Se a influência de Schopenhauer é evidente na Origem da Tragédia, a maturação em Nietzsche de um pensamento próprio mantém-no fiel à ideia de que “vivemos num mundo de ilusão”, inerente às meras “perspectivas” interdependentes a que se reduz toda a suposta objectividade das categorias conceptuais que fizeram fortuna na tradição filosófica ocidental: número, tempo, espaço, alma, substância, indivíduos, morte, vida, sujeito, objecto, activo, passivo, causa, efeito, meio, fim. Vivemos assim “graças ao erro” [5], mas “naufragar-se-ia se se quisesse sair do mundo das perspectivas”: “abolir as grandes ilusões já completamente assimiladas destruiria a humanidade” [6]. Segundo o pensador, a “vontade de saber” filosófica e científica volta-se contra essa mesma ilusão vital que é a condição de possibilidade de todo o conhecimento, cujo “grau ínfimo” exigiu o nascimento de “um mundo irreal e erróneo: seres que acreditassem no durável, em indivíduos, etc.”. É apenas sobre o ilusório “fundamento” de um “mundo imaginário”, contrário ao “eterno escoamento”, que se pode construir qualquer “conhecimento” que seja, o qual pode discernir “o erro fundamental sobre o qual tudo repousa”, mas não o pode dissipar senão arrastando nisso a “vida”, pois “a verdade última que é a do fluxo eterno de todas as coisas não suporta ser-nos incorporada; os nossos órgãos (que servem a vida) está feitos com vista ao erro”. “Querer conhecer e querer errar são o fluxo e o refluxo” e “o homem perece” se um deles domina absolutamente. Daí o programa de “amar e favorecer a vida, por amor do conhecimento, amar e favorecer o erro e a ilusão, por amor da vida”. A “arte” deve ser posta “ao serviço da ilusão” [7] vital. Pese a reinterpretação da vontade de viver como vontade de potência, a afirmar e não negar, permanece a recriação schopenhauriana do indiano “véu de Maya” como esse engano originário inerente à vontade e a todas as suas criações [8].

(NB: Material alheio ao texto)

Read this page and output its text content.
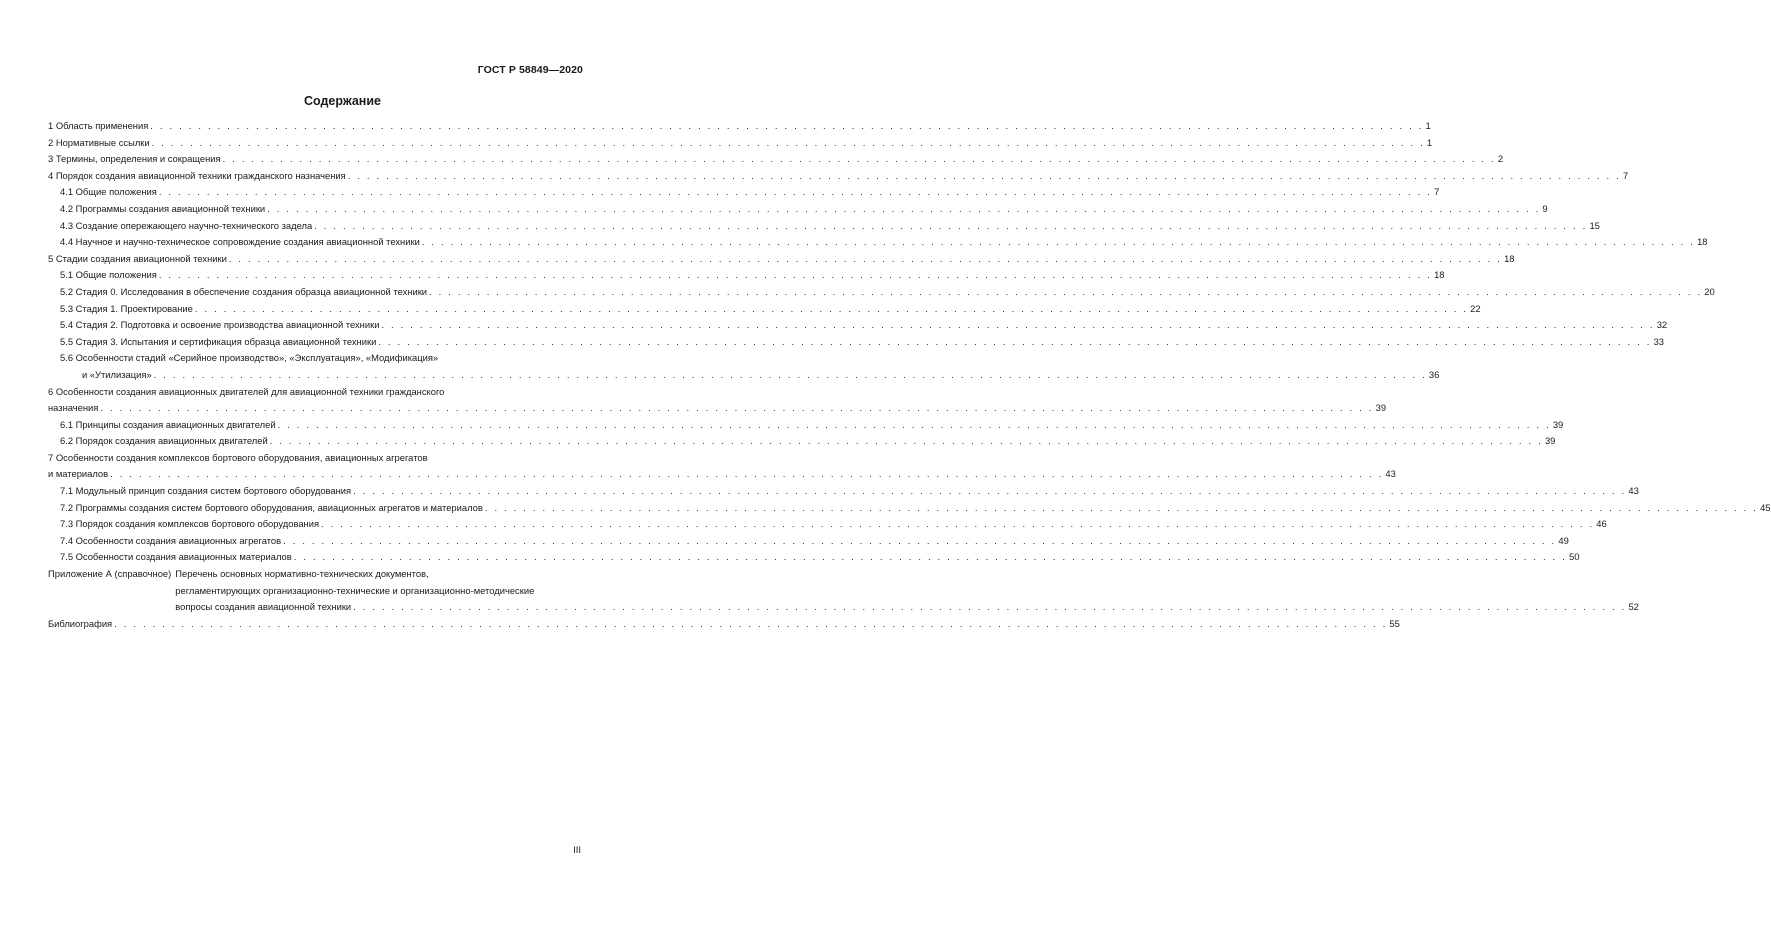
ГОСТ Р 58849—2020
Содержание
1 Область применения . . .	1
2 Нормативные ссылки . . .	1
3 Термины, определения и сокращения . . .	2
4 Порядок создания авиационной техники гражданского назначения . . .	7
4.1 Общие положения . . .	7
4.2 Программы создания авиационной техники . . .	9
4.3 Создание опережающего научно-технического задела . . .	15
4.4 Научное и научно-техническое сопровождение создания авиационной техники . . .	18
5 Стадии создания авиационной техники . . .	18
5.1 Общие положения . . .	18
5.2 Стадия 0. Исследования в обеспечение создания образца авиационной техники . . .	20
5.3 Стадия 1. Проектирование . . .	22
5.4 Стадия 2. Подготовка и освоение производства авиационной техники . . .	32
5.5 Стадия 3. Испытания и сертификация образца авиационной техники . . .	33
5.6 Особенности стадий «Серийное производство», «Эксплуатация», «Модификация»
и «Утилизация» . . .	36
6 Особенности создания авиационных двигателей для авиационной техники гражданского
назначения . . .	39
6.1 Принципы создания авиационных двигателей . . .	39
6.2 Порядок создания авиационных двигателей . . .	39
7 Особенности создания комплексов бортового оборудования, авиационных агрегатов
и материалов . . .	43
7.1 Модульный принцип создания систем бортового оборудования . . .	43
7.2 Программы создания систем бортового оборудования, авиационных агрегатов и материалов . . .	45
7.3 Порядок создания комплексов бортового оборудования . . .	46
7.4 Особенности создания авиационных агрегатов . . .	49
7.5 Особенности создания авиационных материалов . . .	50
Приложение А (справочное) Перечень основных нормативно-технических документов,
регламентирующих организационно-технические и организационно-методические
вопросы создания авиационной техники . . .	52
Библиография . . .	55
III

A cultura nasce assim sob o signo da melancolia, como notou Aristóteles a respeito dos “homens de excepção” na filosofia, política, poesia e artes [9], o que nos reenvia ainda para Nietzsche que, como vimos, considera estarem os “graus de ilusão” mais elevados – filosofia, ciência, arte e religião – “reservados às naturezas mais nobres”, mais profundamente desgostosas com “o peso e a miséria da existência”, dos quais se buscam evadir mediante os “estimulantes” mais sofisticados [10]. Como diz Walter Benjamin, “a meditação profunda (Tiefsinn) é sobretudo própria de quem é triste” [11] e a Melancolia apresenta-se, num poema por si citado, como “mãe de sangue denso (schweren Bluts), fardo podre (faule Last) da Terra” [12], cujos termos são muito próximos da descrição nietzschiana do “peso e miséria da existência (Last und Schwere des Daseins)” [13]. O ser-aí, o ex-istir, o ser algo ou alguém numa dada situação no mundo, é melancólico – quer na exaltação, quer na depressão - e a melancólica condição de toda a cultura, que diríamos oscilar na dialéctica maníaco-depressiva entre a ânsia de levitar de todas as condições e o afundamento nessa gravidade íntima ao ex-ist-ente.
(texto em elaboração)

[1] Friedrich Nietzsche, A Origem da Tragédia, 18, tradução, apresentação e comentário de Luís Lourenço, Lisboa, Lisboa Editora, 2004, p.152.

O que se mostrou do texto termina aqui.